I found Joe “hanging around” as the consul had promised, hanging around a lamp-post in the center of the place, and if he had not been able to find some such support he would have been lying around the same public spot. He was a big, greasy, half-breed nigger—I should hate to say negro—and he had what, in Jack Tar’s parlance, is known as “a full cargo.” In a ring about him were a score of sailors of various nationalities and colors, from plain New Yorkers and Baltimore negroes, to East Indians and men from the Congo Free State, who were making the boarding master the butt of their raillery. These same men, except, perhaps, the Anglo-Saxons, would have quailed before this maudlin rascal, sober, whom they were repaying, now, by their ridicule, for many a perfidious trick he had played them.

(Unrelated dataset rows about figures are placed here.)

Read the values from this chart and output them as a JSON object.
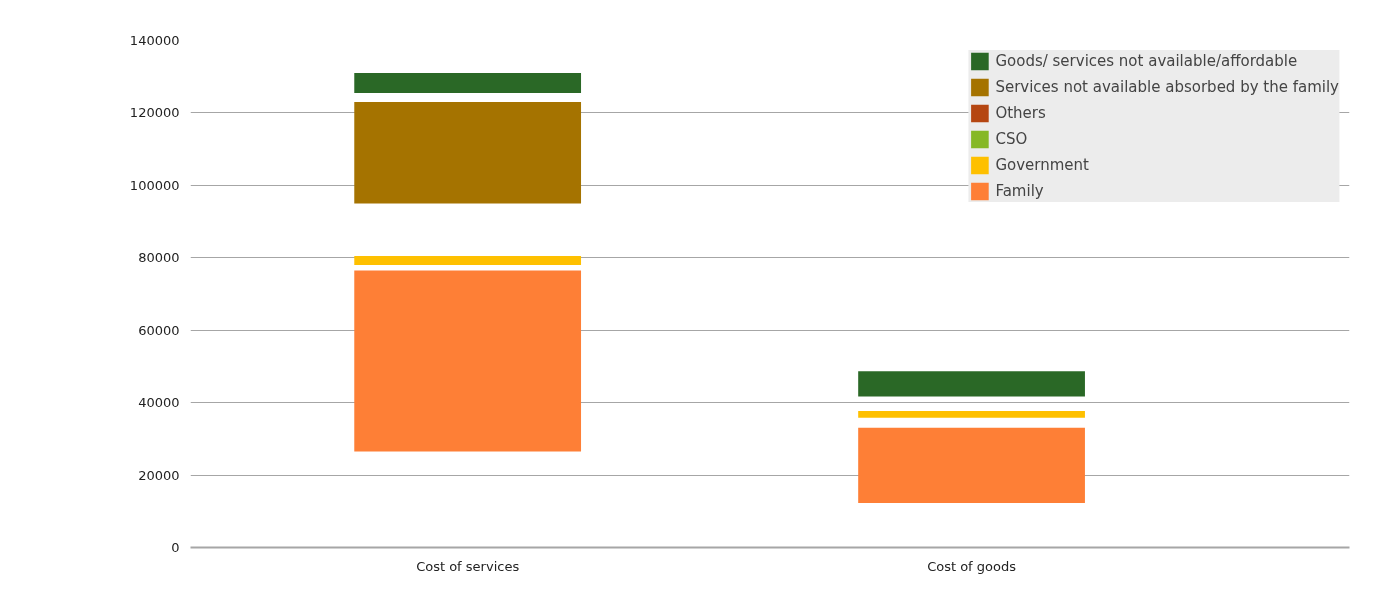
{
  "chart_data": {
    "type": "bar",
    "categories": [
      "Cost of services",
      "Cost of goods"
    ],
    "series": [
      {
        "name": "Family",
        "color": "#fe7f36",
        "base": [
          26500,
          12300
        ],
        "values": [
          50000,
          20800
        ]
      },
      {
        "name": "Government",
        "color": "#fec000",
        "base": [
          78000,
          35800
        ],
        "values": [
          2500,
          1900
        ]
      },
      {
        "name": "CSO",
        "color": "#86b825",
        "base": [
          null,
          null
        ],
        "values": [
          null,
          null
        ]
      },
      {
        "name": "Others",
        "color": "#b54611",
        "base": [
          null,
          null
        ],
        "values": [
          null,
          null
        ]
      },
      {
        "name": "Services not available absorbed by the family",
        "color": "#a57300",
        "base": [
          95000,
          null
        ],
        "values": [
          28000,
          null
        ]
      },
      {
        "name": "Goods/ services not available/affordable",
        "color": "#2a6826",
        "base": [
          125500,
          41700
        ],
        "values": [
          5500,
          7000
        ]
      }
    ],
    "ylim": [
      0,
      140000
    ],
    "yticks": [
      0,
      20000,
      40000,
      60000,
      80000,
      100000,
      120000,
      140000
    ],
    "grid": "y",
    "legend": "top right"
  }
}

I received a franc from the drunken lout as soon as I had made him understand the note from the consul, and lost no time in leaving it in a restaurant. That night I slept on the floor of Joe’s house, with a huge Antigua negro as a roommate. The house was a shack bordering on the fish-market and the red-light district, a quarter requiring six policemen to the block. Several times during the night I started up at some piercing scream or long-drawn wail, and I borrowed a morning paper fully expecting to read of deeds of unusual violence. But it was only the customary list of minor misfortunes that was chronicled; a carousing sailor run down in that street, an Italian stabbed by a fellow-countryman in this, a demi-mondaine thrown out of a window in a third.